The Answer to the Boardroom Diversity Problem By: Mark Rogers
“16.1 percent,” the percentage of women directors for Fortune 500 companies, has served as a rallying cry for corporate governance and diversity experts across the country. This is an astonishing figure when you consider the economic force of women in the United States. According to a recent report from the Women’s Leadership Foundation, women now control more than 80 percent of all household purchases and 27 percent of the world’s wealth (about $20.2 trillion). Furthermore, the Federal Reserve Board reports that women in the United States control 60 percent of spending and investments worldwide, making them the largest economic force in the world. So why is it that women make up such a small number of corporate directors?
An event sponsored by the Corporate Board Initiative of The Women’s Forum of New Yorksought to answer this very question. In a room filled with corporate governance and boardroom diversity experts from across the world, there was no shortage of proposed answers. One panel member suggested that the answer is rooted in psychology –that most individuals want to be surrounded by people who are like them – thus, it shouldn’t be a surprise that white male corporate board members look for white males.
I thoroughly believe that diversity in the boardroom is a fundamental element to an organization’s success, but I look at the term “diversity” in the boardroom as a “diversity of perspective” – meaning what is needed is diversity of skill sets, expertise, and background. The goal should be to get to a point where boards are searching for the best director candidate possible – regardless of gender.

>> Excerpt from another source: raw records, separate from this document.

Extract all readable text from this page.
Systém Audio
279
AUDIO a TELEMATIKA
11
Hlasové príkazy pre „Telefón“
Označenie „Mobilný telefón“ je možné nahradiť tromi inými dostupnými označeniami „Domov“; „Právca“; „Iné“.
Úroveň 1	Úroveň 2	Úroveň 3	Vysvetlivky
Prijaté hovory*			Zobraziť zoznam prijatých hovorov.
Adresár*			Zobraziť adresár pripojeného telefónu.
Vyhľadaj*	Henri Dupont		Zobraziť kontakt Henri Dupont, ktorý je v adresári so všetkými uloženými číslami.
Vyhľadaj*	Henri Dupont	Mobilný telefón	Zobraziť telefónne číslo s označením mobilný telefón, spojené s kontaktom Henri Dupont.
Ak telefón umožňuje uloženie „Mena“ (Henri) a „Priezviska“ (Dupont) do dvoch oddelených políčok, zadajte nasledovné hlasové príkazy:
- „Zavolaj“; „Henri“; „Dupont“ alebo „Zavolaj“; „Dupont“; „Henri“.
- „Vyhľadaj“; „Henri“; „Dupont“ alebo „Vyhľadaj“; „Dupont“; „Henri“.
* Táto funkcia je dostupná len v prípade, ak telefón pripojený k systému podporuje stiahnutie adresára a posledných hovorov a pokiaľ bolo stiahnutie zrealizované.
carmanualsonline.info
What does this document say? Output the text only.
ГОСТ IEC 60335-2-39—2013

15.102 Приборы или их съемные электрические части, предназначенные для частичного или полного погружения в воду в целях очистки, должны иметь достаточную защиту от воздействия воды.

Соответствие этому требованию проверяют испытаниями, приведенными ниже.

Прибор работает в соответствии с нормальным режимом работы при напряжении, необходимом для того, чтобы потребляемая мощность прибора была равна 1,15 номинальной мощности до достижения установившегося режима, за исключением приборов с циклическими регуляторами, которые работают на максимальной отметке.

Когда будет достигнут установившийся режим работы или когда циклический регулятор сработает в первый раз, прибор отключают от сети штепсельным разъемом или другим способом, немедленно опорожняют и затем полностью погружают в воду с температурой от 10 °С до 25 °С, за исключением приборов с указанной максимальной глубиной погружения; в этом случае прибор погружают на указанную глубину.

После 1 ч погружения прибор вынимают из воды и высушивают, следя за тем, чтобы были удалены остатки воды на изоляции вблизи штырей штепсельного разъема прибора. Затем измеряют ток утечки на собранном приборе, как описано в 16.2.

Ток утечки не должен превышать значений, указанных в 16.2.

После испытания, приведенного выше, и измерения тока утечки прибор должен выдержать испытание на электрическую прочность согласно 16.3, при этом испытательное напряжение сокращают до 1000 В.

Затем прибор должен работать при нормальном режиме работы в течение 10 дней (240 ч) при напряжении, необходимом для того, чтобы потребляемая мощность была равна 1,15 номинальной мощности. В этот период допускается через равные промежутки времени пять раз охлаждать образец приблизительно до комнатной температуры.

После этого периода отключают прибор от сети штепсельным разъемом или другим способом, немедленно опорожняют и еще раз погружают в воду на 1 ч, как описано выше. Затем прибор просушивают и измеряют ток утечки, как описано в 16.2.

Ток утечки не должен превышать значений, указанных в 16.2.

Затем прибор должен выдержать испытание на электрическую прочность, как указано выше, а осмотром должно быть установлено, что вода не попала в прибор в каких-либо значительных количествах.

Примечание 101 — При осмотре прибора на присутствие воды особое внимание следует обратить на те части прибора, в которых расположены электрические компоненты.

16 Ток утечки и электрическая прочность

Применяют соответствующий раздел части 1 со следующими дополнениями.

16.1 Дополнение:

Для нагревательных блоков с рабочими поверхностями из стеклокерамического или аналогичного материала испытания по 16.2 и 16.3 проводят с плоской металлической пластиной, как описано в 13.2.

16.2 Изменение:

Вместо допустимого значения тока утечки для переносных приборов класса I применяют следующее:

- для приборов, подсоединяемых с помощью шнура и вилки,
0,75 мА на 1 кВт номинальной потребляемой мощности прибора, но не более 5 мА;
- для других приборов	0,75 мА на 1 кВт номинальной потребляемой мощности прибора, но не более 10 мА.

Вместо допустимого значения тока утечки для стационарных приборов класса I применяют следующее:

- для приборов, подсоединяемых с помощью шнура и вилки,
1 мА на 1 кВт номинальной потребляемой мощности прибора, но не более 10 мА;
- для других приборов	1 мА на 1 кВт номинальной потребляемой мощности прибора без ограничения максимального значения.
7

The solution is getting the shareholders to understand the correlation between gender diversity in the boardroom and corporate performance. The most recent study from the Credit Suisse Research Institute demonstrates that companies worldwide with at least a $10 billion market capitalization, which have women on their board, outperformed similar businesses with all-male boards by 26 percent over a period of six years. Furthermore, according to a study from Catalyst, Fortune 500 companies with the most women directors on their boards, had a 42 percent greater return on sales and a 53 percent higher return on equity than their counterparts in the Fortune 500.
The more these studies are put in front of shareholders, the less likely they will be to ignore their significance and remain on the sidelines of this important issue.